Анджей вдруг взял Бронека за руку.
— Послушай, что я скажу тебе, — он серьезно посмотрел на него, — оставайся. Не возвращайся туда завтра… никогда. Мы тебе поможем.
Бронек рассмеялся.
— Какой ты наивный, Анджей. К сожалению, я должен вернуться туда, это решено. — А затем добавил: — Неизвестно только, приду ли я к вам сюда еще когда-нибудь.
В эту минуту панна Текла вошла сказать, что кто-то спрашивает Анджея.
— Может быть, это Губерт? — спросила Геленка.
— Нет, не Губерт.
— Жаль, — сказал Бронек. — Я с удовольствием повидал бы его.

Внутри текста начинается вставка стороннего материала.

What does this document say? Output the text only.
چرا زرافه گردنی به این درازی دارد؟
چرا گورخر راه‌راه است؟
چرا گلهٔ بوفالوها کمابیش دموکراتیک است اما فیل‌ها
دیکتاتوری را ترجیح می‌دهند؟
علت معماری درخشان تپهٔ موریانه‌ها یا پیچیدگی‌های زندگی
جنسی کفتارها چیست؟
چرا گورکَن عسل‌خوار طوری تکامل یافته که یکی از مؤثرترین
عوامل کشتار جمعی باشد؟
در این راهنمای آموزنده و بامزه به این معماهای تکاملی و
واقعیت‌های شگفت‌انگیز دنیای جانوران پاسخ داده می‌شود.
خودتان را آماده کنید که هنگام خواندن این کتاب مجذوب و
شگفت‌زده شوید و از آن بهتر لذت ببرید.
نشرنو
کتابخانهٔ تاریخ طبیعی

Когда Анджей вышел, Геленка спросила:
— Зачем ты возвращаешься в гетто?
— Там мои родители.
— Ты хорошо знаешь, что твое присутствие родителям не поможет, — с обычной своей жестокостью сказала Геленка.
— Вероятно, но мне кажется, что я должен там быть.
— Но ведь ты совсем «не похож на еврея», как сейчас принято говорить, — сказала Геленка. — Спрятать тебя будет нетрудно.
— У меня не еврейский нос?
— У тебя и характер не еврейский.
— Вот, наконец-то сказано самое главное. Значит, ты считаешь, что у евреев какой-то особенный, еврейский характер?
— Ну, знаешь!.. — Геленка рассердилась.
— Так вот. Именно потому, что ты находишь мой характер не еврейским, я и должен вернуться в гетто. Понятно?
— Не совсем. Даже совсем непонятно. Темно до черта.
— Своими словами ты подтвердила, что я еврей, значит, мне следует идти туда, где все евреи, вот и все.
Геленка положила руку ему на плечо.
— Знаешь, — сказала она, — ты всегда был такой умный, я полюбила тебя за ум. Сумасшедшей всегда была я, а теперь вдруг ты впадаешь в истерику.
— Поживи с мое в том мире, тогда посмотрим, не потеряешь ли и ты окончательно рассудок.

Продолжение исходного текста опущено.